Eloise konnte wieder freier atmen. Er war immer noch der wehleidige Feigling wie eh und je. „Ich zeige dir den Weg. Nur damit du Bescheid weißt, unten schlafen zwei kräftige Männer, die mir sofort zu Hilfe kommen, wenn ich schreie.“
Sie klang wohl überzeugend, da er sich von ihr ohne ein weiteres Wort nach unten bringen ließ und sich sogar bemühte, auf der Treppe leise aufzutreten.

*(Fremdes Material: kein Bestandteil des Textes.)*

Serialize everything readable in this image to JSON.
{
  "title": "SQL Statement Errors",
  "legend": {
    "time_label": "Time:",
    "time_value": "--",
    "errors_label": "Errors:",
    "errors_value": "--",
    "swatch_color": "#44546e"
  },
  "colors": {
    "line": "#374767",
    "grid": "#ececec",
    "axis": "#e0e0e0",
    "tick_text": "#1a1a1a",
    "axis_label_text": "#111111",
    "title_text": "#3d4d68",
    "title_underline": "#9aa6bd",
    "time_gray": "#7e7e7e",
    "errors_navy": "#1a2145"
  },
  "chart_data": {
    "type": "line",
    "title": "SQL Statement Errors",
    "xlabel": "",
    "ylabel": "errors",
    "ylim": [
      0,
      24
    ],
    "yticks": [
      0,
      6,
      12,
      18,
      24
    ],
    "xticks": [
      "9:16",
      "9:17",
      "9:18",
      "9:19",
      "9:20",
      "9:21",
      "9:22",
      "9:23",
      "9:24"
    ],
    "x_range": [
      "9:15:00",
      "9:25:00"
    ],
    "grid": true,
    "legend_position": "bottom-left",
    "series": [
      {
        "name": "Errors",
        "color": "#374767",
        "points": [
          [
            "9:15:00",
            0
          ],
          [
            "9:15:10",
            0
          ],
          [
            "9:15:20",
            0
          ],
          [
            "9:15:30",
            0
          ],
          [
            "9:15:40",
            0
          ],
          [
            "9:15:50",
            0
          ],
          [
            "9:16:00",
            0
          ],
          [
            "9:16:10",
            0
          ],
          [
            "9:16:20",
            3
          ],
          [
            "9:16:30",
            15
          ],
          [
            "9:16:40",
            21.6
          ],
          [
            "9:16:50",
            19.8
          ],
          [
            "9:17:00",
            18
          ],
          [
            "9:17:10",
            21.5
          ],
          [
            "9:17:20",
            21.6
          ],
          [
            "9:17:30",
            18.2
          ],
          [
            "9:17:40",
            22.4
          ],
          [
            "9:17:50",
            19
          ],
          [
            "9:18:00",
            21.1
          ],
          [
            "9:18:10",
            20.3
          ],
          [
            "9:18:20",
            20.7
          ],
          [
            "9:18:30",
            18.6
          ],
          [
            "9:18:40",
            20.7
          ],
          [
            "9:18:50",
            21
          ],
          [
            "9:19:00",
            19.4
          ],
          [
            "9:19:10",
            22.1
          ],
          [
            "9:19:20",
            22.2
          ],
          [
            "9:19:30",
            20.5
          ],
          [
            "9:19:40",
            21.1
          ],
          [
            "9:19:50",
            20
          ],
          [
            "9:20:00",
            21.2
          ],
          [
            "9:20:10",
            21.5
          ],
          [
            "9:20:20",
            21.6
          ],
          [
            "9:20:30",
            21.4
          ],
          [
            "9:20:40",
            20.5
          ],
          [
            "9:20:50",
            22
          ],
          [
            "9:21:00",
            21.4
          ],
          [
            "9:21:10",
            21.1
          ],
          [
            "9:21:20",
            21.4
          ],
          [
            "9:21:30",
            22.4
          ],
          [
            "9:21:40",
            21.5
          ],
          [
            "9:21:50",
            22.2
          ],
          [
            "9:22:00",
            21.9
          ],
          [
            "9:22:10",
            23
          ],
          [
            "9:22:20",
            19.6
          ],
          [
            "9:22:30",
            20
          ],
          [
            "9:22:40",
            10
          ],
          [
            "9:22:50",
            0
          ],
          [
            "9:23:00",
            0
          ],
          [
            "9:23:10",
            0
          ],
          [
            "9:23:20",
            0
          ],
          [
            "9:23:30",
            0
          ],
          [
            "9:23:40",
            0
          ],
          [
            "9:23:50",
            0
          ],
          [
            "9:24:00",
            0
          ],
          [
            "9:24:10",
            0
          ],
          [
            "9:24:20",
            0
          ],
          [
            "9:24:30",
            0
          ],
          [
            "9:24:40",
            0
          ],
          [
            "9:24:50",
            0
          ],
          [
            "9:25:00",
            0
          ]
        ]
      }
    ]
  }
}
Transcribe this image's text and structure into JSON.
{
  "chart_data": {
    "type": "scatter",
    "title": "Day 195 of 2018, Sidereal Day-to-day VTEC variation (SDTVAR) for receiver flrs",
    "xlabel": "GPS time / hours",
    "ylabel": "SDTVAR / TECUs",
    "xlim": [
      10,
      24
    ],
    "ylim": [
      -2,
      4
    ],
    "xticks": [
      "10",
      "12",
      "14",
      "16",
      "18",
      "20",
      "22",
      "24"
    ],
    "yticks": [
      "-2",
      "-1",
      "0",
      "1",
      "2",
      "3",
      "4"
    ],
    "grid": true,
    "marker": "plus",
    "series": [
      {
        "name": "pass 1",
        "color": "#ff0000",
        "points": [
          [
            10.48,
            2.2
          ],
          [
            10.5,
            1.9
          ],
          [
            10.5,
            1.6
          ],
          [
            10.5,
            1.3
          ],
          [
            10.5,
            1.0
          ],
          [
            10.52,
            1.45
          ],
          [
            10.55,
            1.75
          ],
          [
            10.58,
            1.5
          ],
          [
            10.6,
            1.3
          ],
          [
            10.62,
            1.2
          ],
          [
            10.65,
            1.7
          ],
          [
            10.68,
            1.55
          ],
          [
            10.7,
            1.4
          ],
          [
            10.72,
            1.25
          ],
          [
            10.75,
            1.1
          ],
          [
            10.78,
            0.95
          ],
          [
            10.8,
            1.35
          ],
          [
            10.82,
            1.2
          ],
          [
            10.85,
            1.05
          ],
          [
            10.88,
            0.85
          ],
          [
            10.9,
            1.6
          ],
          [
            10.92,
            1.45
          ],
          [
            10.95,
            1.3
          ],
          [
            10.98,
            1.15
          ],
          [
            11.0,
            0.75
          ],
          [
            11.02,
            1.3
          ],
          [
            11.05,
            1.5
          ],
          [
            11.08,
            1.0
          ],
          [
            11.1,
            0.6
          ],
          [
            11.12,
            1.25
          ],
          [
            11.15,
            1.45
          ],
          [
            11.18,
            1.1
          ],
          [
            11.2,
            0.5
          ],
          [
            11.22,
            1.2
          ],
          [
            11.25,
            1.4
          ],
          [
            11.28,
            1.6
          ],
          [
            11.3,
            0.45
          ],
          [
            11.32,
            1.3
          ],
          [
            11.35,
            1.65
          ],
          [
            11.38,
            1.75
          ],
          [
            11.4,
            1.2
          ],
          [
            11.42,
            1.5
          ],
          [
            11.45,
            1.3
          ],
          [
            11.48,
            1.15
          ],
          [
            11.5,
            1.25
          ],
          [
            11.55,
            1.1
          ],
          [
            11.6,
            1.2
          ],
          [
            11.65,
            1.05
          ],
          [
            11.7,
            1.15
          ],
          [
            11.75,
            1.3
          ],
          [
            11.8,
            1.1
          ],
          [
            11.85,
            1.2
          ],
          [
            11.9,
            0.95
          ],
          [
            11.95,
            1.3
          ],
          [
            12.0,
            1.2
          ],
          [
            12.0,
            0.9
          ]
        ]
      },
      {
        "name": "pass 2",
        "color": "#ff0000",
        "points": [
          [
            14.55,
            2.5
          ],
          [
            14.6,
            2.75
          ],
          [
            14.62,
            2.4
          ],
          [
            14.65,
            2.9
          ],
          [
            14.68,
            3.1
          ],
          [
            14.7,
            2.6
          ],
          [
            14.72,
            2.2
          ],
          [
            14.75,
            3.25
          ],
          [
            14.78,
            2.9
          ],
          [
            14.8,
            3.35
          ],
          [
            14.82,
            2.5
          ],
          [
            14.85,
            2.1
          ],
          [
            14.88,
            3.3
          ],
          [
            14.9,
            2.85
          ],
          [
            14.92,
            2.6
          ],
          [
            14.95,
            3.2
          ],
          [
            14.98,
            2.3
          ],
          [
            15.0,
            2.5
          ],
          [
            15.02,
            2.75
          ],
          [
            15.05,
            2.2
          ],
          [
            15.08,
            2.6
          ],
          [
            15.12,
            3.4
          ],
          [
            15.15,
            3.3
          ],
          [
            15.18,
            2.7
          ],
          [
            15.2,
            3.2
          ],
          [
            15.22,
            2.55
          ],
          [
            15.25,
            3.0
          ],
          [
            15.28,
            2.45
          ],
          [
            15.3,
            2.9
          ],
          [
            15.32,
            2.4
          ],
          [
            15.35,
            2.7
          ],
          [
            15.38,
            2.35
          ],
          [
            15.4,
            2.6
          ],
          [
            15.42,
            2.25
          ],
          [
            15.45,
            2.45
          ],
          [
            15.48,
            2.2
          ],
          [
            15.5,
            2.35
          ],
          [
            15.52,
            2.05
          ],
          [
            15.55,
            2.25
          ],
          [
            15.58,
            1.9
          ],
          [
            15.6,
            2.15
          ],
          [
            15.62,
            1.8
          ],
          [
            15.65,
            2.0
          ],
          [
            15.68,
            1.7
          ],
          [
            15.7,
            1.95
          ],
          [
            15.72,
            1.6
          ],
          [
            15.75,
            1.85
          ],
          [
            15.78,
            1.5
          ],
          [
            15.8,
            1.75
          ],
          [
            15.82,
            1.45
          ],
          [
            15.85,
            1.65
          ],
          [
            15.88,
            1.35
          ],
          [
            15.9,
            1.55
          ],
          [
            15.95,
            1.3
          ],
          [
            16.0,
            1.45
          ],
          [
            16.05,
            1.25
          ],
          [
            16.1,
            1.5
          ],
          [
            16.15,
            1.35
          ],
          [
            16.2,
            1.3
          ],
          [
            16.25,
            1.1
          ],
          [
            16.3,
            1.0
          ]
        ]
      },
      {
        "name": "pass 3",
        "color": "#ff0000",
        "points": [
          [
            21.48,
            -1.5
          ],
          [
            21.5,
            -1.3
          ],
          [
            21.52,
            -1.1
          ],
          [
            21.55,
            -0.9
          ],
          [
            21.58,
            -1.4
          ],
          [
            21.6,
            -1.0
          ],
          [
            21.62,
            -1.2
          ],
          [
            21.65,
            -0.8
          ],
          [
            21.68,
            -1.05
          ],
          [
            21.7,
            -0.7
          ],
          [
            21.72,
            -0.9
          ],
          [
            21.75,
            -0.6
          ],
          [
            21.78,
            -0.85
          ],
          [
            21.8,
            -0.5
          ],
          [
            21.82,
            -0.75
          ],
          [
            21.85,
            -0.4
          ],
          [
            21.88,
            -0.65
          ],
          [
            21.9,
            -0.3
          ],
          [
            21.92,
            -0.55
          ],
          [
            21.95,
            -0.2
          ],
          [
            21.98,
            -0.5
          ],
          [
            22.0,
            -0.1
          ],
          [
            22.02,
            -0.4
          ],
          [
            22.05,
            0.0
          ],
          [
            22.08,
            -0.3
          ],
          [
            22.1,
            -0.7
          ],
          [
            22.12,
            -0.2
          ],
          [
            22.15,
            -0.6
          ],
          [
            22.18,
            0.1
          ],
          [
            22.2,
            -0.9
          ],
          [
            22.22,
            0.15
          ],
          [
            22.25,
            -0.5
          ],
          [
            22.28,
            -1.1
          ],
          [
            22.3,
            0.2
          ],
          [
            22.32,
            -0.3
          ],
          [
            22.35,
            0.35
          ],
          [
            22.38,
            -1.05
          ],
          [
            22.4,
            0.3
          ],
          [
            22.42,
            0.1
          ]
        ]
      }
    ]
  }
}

An der Gartentür zögerte er und machte einen unbeholfenen Versuch, sie zu umarmen. „Gib mir einen Abschiedskuss.“
Sie stieß ihm den Pistolenlauf in die Rippen. „Fass mich nicht an“, füsterte sie voller Verachtung. „Und lass dich nie wieder hier blicken, sonst schicke ich dir Lord Boscastle an den Hals.“
Auf der Straße drehte er sich noch einmal um. „Lord wer?“, fragte er mit halb zusammengekniffenen Augen.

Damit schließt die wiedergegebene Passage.